Getting a grip with your chauffeuring responsibilities

As professional chauffeurs we should all strive to be the best we possibly can, particularly in our highly competitive market.

What are the vital elements to being a professional chauffeur? How we present ourselves? A pristine vehicle? Our knowledge of the roads? All very important but not actually vital.

TheChauffeur.com Reporter Graham Carpenter explains all these qualities are essential, but do you put as much effort into the things that keep everyone safe?

We have four bits of rubber roughly the size and shape of a Highway Code (What’s that?!) attaching us to the planet. It matters not how many electronic safety features your vehicle is equipped with – ABS, AEB, ESC, ISA, ACC and alike or how good a driver you are!

If your tyres are defective in any way this will negate all the above and render you, the driver and possibly your company open to prosecution – it could also invalidate your insurance! This unwelcome advertising could also cause some very negative PR with possible loss of business.

When did you last check the tread depth on your tyres? What is the minimum tread depth? When did you check for cuts and tears on the wall of the tyres? (The front nearside is a good place to start!) Does somebody in the company do it for you? Remember you, the driver, are legally responsible.

If you do check your tyres, how often? How many miles have these tyres travelled? In the chauffeuring world its not unusual to travel 50,000+ miles per annum.

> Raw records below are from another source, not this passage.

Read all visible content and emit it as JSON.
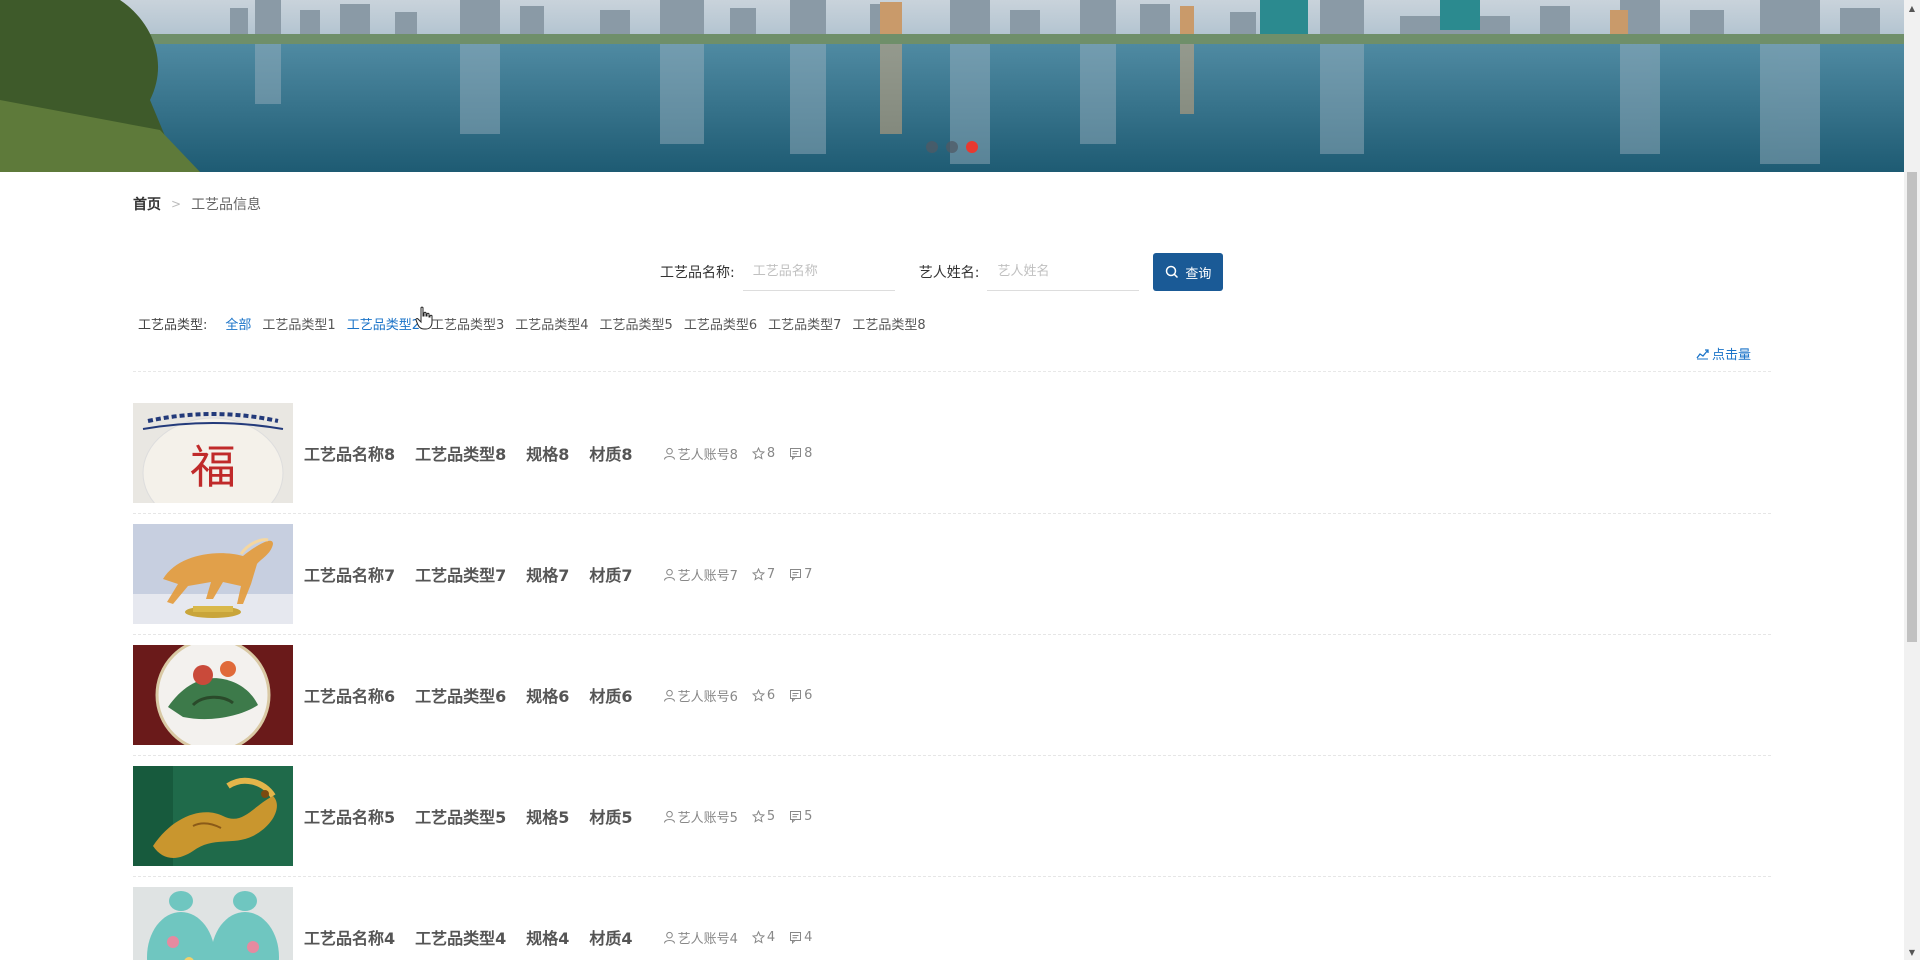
{
  "banner": {
    "dots": [
      {
        "active": false
      },
      {
        "active": false
      },
      {
        "active": true
      }
    ]
  },
  "breadcrumb": {
    "home": "首页",
    "separator": ">",
    "current": "工艺品信息"
  },
  "search": {
    "name_label": "工艺品名称:",
    "name_placeholder": "工艺品名称",
    "artist_label": "艺人姓名:",
    "artist_placeholder": "艺人姓名",
    "button_label": "查询"
  },
  "category": {
    "title": "工艺品类型:",
    "items": [
      {
        "label": "全部",
        "active": true
      },
      {
        "label": "工艺品类型1",
        "active": false
      },
      {
        "label": "工艺品类型2",
        "active": true
      },
      {
        "label": "工艺品类型3",
        "active": false
      },
      {
        "label": "工艺品类型4",
        "active": false
      },
      {
        "label": "工艺品类型5",
        "active": false
      },
      {
        "label": "工艺品类型6",
        "active": false
      },
      {
        "label": "工艺品类型7",
        "active": false
      },
      {
        "label": "工艺品类型8",
        "active": false
      }
    ]
  },
  "sort": {
    "label": "点击量",
    "icon": "trend-chart-icon"
  },
  "items": [
    {
      "name": "工艺品名称8",
      "type": "工艺品类型8",
      "spec": "规格8",
      "material": "材质8",
      "account": "艺人账号8",
      "likes": "8",
      "comments": "8",
      "image": "fu-jar"
    },
    {
      "name": "工艺品名称7",
      "type": "工艺品类型7",
      "spec": "规格7",
      "material": "材质7",
      "account": "艺人账号7",
      "likes": "7",
      "comments": "7",
      "image": "horse-figurine"
    },
    {
      "name": "工艺品名称6",
      "type": "工艺品类型6",
      "spec": "规格6",
      "material": "材质6",
      "account": "艺人账号6",
      "likes": "6",
      "comments": "6",
      "image": "painted-plate"
    },
    {
      "name": "工艺品名称5",
      "type": "工艺品类型5",
      "spec": "规格5",
      "material": "材质5",
      "account": "艺人账号5",
      "likes": "5",
      "comments": "5",
      "image": "golden-dragon"
    },
    {
      "name": "工艺品名称4",
      "type": "工艺品类型4",
      "spec": "规格4",
      "material": "材质4",
      "account": "艺人账号4",
      "likes": "4",
      "comments": "4",
      "image": "blue-vases"
    }
  ],
  "colors": {
    "accent": "#1a73c8",
    "button": "#1a5a96",
    "active_dot": "#e8392f"
  }
}
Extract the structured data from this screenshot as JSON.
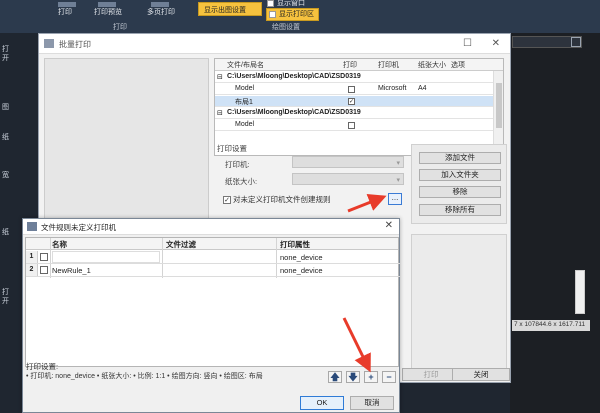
{
  "ribbon": {
    "buttons": [
      "打印",
      "打印预览",
      "多页打印"
    ],
    "group_print": "打印",
    "highlight": "显示出图设置",
    "checks": [
      "显示窗口",
      "显示打印区"
    ],
    "group_draw": "绘图设置"
  },
  "left_strip": [
    "打开",
    "图",
    "纸",
    "宽",
    "纸",
    "打开"
  ],
  "batch_window": {
    "title": "批量打印",
    "table": {
      "headers": [
        "文件/布局名",
        "打印",
        "打印机",
        "纸张大小",
        "选项"
      ],
      "rows": [
        {
          "type": "file",
          "name": "C:\\Users\\Mloong\\Desktop\\CAD\\ZSD0319"
        },
        {
          "type": "layout",
          "name": "Model",
          "print": false,
          "printer": "Microsoft",
          "paper": "A4"
        },
        {
          "type": "layout",
          "name": "布局1",
          "print": true,
          "selected": true
        },
        {
          "type": "file",
          "name": "C:\\Users\\Mloong\\Desktop\\CAD\\ZSD0319"
        },
        {
          "type": "layout",
          "name": "Model",
          "print": false
        }
      ]
    },
    "settings": {
      "heading": "打印设置",
      "printer_label": "打印机:",
      "paper_label": "纸张大小:",
      "rule_check_label": "对未定义打印机文件创建规则",
      "dots": "..."
    },
    "side_buttons": [
      "添加文件",
      "加入文件夹",
      "移除",
      "移除所有"
    ],
    "bottom_buttons": {
      "print": "打印",
      "close": "关闭"
    }
  },
  "rule_dialog": {
    "title": "文件规则未定义打印机",
    "headers": [
      "名称",
      "文件过滤",
      "打印属性"
    ],
    "rows": [
      {
        "num": "1",
        "name": "",
        "filter": "",
        "prop": "none_device"
      },
      {
        "num": "2",
        "name": "NewRule_1",
        "filter": "",
        "prop": "none_device"
      }
    ],
    "footer_heading": "打印设置:",
    "footer_detail": "• 打印机: none_device • 纸张大小: • 比例: 1:1 • 绘图方向: 竖向 • 绘图区: 布局",
    "ok": "OK",
    "cancel": "取消"
  },
  "status": {
    "coords": "7 x 107844.6 x 1617.711"
  },
  "colors": {
    "highlight": "#f6c23e",
    "arrow": "#e83b2a",
    "selection": "#cfe2f6"
  }
}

Tyre manufacturers suggest there is no way to tell exactly how long a tyre lasts. The lifespan and mileage of a tyre depends on a combination of factors: it’s design, the drivers’ habits, the climate, the road conditions and the care that’s put into the tyres. Although the legal minimum is 1.6mm, a tyre under 3mm can begin to lose its effectiveness so 3mm is my personal minimum.

The major point here is your vehicle is only as good as its tyres and the driver is responsible. If in any doubt then it takes minutes during a bit of waiting time to pop into a tyre company and have them checked out by a professional. Not only for piece of mind but in this litigious age to cover yourself as well.

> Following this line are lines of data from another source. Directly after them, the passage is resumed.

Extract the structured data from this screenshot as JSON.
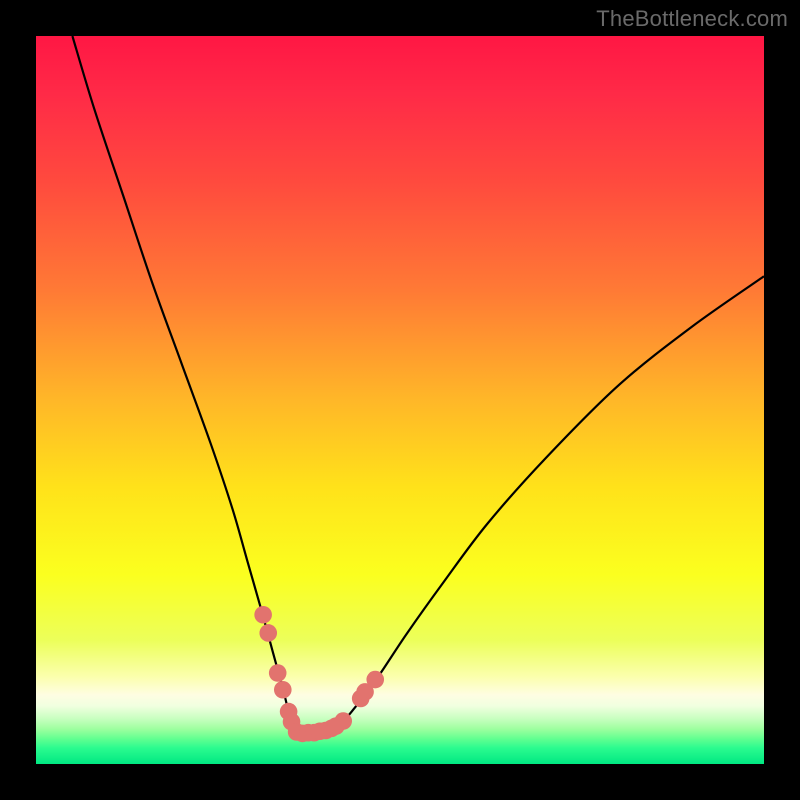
{
  "watermark": "TheBottleneck.com",
  "colors": {
    "black": "#000000",
    "curve": "#000000",
    "marker_fill": "#e2736e",
    "marker_stroke": "#de6762",
    "gradient_stops": [
      {
        "offset": 0.0,
        "color": "#ff1744"
      },
      {
        "offset": 0.08,
        "color": "#ff2a47"
      },
      {
        "offset": 0.2,
        "color": "#ff4a3e"
      },
      {
        "offset": 0.35,
        "color": "#ff7a35"
      },
      {
        "offset": 0.5,
        "color": "#ffb728"
      },
      {
        "offset": 0.62,
        "color": "#ffe21a"
      },
      {
        "offset": 0.74,
        "color": "#fbff1f"
      },
      {
        "offset": 0.83,
        "color": "#ecff5a"
      },
      {
        "offset": 0.88,
        "color": "#fbffad"
      },
      {
        "offset": 0.905,
        "color": "#fefde2"
      },
      {
        "offset": 0.92,
        "color": "#f1ffe0"
      },
      {
        "offset": 0.938,
        "color": "#c7ffbf"
      },
      {
        "offset": 0.952,
        "color": "#9dff9f"
      },
      {
        "offset": 0.965,
        "color": "#63ff91"
      },
      {
        "offset": 0.978,
        "color": "#2bfb8f"
      },
      {
        "offset": 1.0,
        "color": "#00e882"
      }
    ]
  },
  "chart_data": {
    "type": "line",
    "title": "",
    "xlabel": "",
    "ylabel": "",
    "xlim": [
      0,
      100
    ],
    "ylim": [
      0,
      100
    ],
    "series": [
      {
        "name": "bottleneck-curve",
        "x": [
          5,
          8,
          12,
          16,
          20,
          24,
          27,
          29,
          31,
          32.5,
          34,
          35,
          35.8,
          36.6,
          38,
          40,
          42,
          44,
          47,
          51,
          56,
          62,
          70,
          80,
          90,
          100
        ],
        "y": [
          100,
          90,
          78,
          66,
          55,
          44,
          35,
          28,
          21,
          15.5,
          10,
          6,
          4.3,
          4.2,
          4.3,
          4.7,
          5.7,
          8,
          12,
          18,
          25,
          33,
          42,
          52,
          60,
          67
        ]
      }
    ],
    "markers": {
      "name": "highlighted-points",
      "points": [
        {
          "x": 31.2,
          "y": 20.5
        },
        {
          "x": 31.9,
          "y": 18.0
        },
        {
          "x": 33.2,
          "y": 12.5
        },
        {
          "x": 33.9,
          "y": 10.2
        },
        {
          "x": 34.7,
          "y": 7.2
        },
        {
          "x": 35.1,
          "y": 5.8
        },
        {
          "x": 35.8,
          "y": 4.4
        },
        {
          "x": 36.6,
          "y": 4.2
        },
        {
          "x": 37.4,
          "y": 4.3
        },
        {
          "x": 38.2,
          "y": 4.3
        },
        {
          "x": 39.0,
          "y": 4.5
        },
        {
          "x": 39.8,
          "y": 4.6
        },
        {
          "x": 40.6,
          "y": 4.9
        },
        {
          "x": 41.2,
          "y": 5.2
        },
        {
          "x": 42.2,
          "y": 5.9
        },
        {
          "x": 44.6,
          "y": 9.0
        },
        {
          "x": 45.2,
          "y": 9.9
        },
        {
          "x": 46.6,
          "y": 11.6
        }
      ]
    }
  }
}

I currently drive a Bentley Flying Spur W12 with 75,000 miles on the clock, which is on its third set of tyres (Pirelli P Zero’s). Although I can see the inflation pressures electronically I much prefer to check them myself and do so every week. A visual check before each journey is essential – looking for any cut’s or tears in the wall and for the general look of the tyre – this takes literally seconds!

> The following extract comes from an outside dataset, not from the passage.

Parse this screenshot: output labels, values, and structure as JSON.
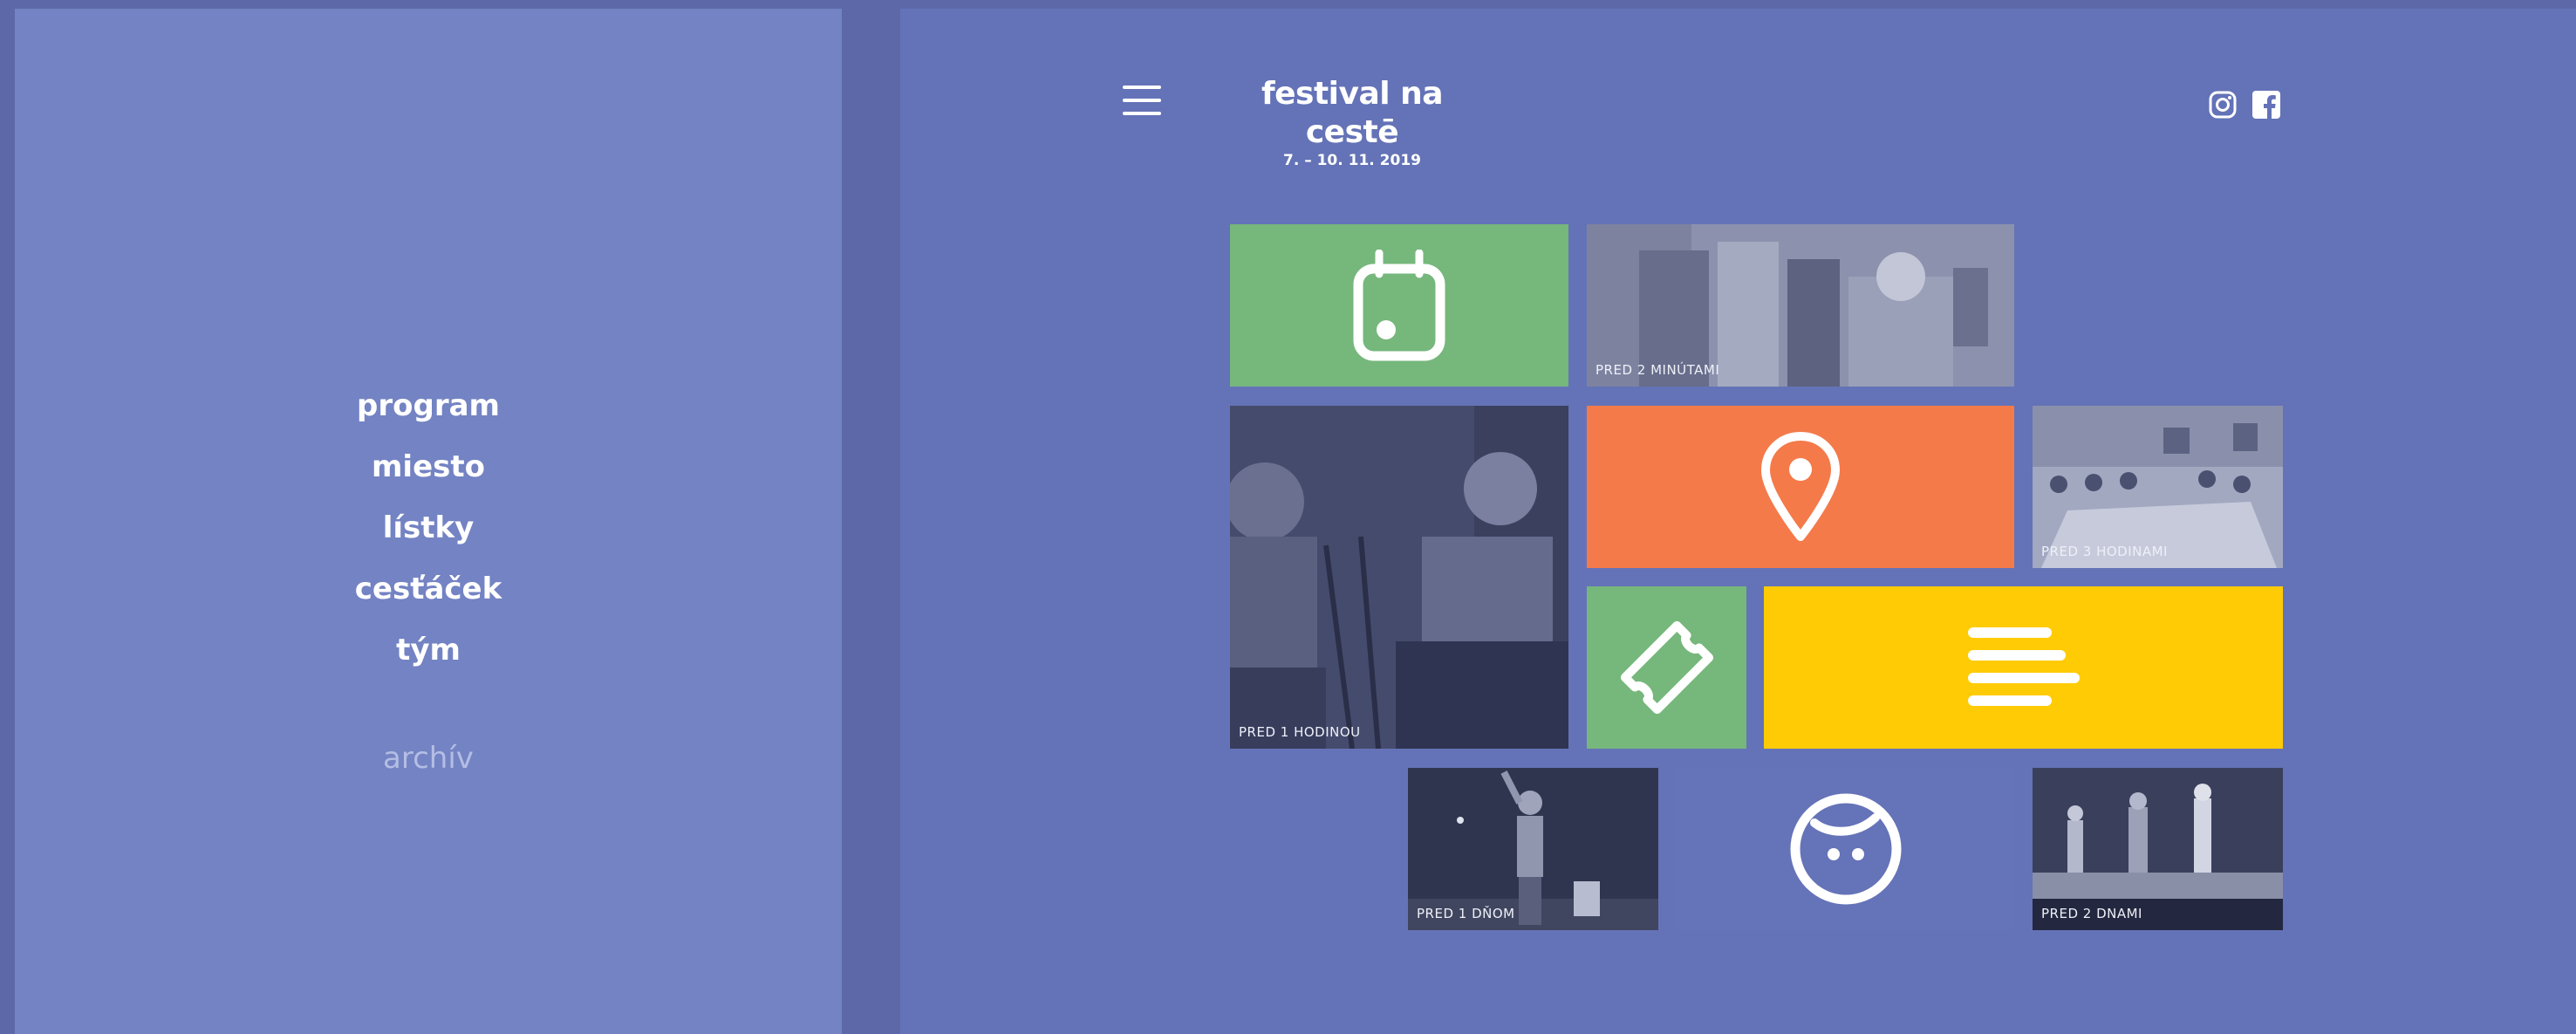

Every two or three months I pop the vehicle into a tyre company, so the professionals can give them a health check too – free of charge! In fact, I have an arrangement with one company where for less than £100 they will check and, where necessary, adjust the geometrics eight times in two years.

The individual cost makes it a real bargain and keeps the tyres and alignment in tip-top condition over a significant period.

Driving habits – Speeding, quick starts and emergency braking, failure to notice a change in handling, noise or vibration and the quality of the tyre is a major factor in tyre wear.

Cheaper brands could wear out more quickly and do you or your company periodically rotate the front tyres, which for obvious reasons wear more quickly?

About the Author:

Graham Carpenter is a professional personal chauffeur and has previously worked with chauffeur companies as a chauffeur, controller, road safety manager and director of operations, giving him a truly holistic perspective of our profession.

As a road safety and advanced driving practitioner Graham has been training and key account manager at the RoSPA (The Royal Society for the Prevention of Accidents), National Business Manager at The Institute of Advanced Motorists and General Manager of Diamond Advanced Motorists, developing the Chauffeur training division of each of these organisations.

As an independent chauffeur, he has provided service to a major A list celebrity, senior military personnel and Government Ministers, including the training of drivers and chauffeurs in Downing Street.

Graham will shortly be publishing the first Chauffeur Manual of its kind based on his experience and best practice within our profession over the last 20+ years.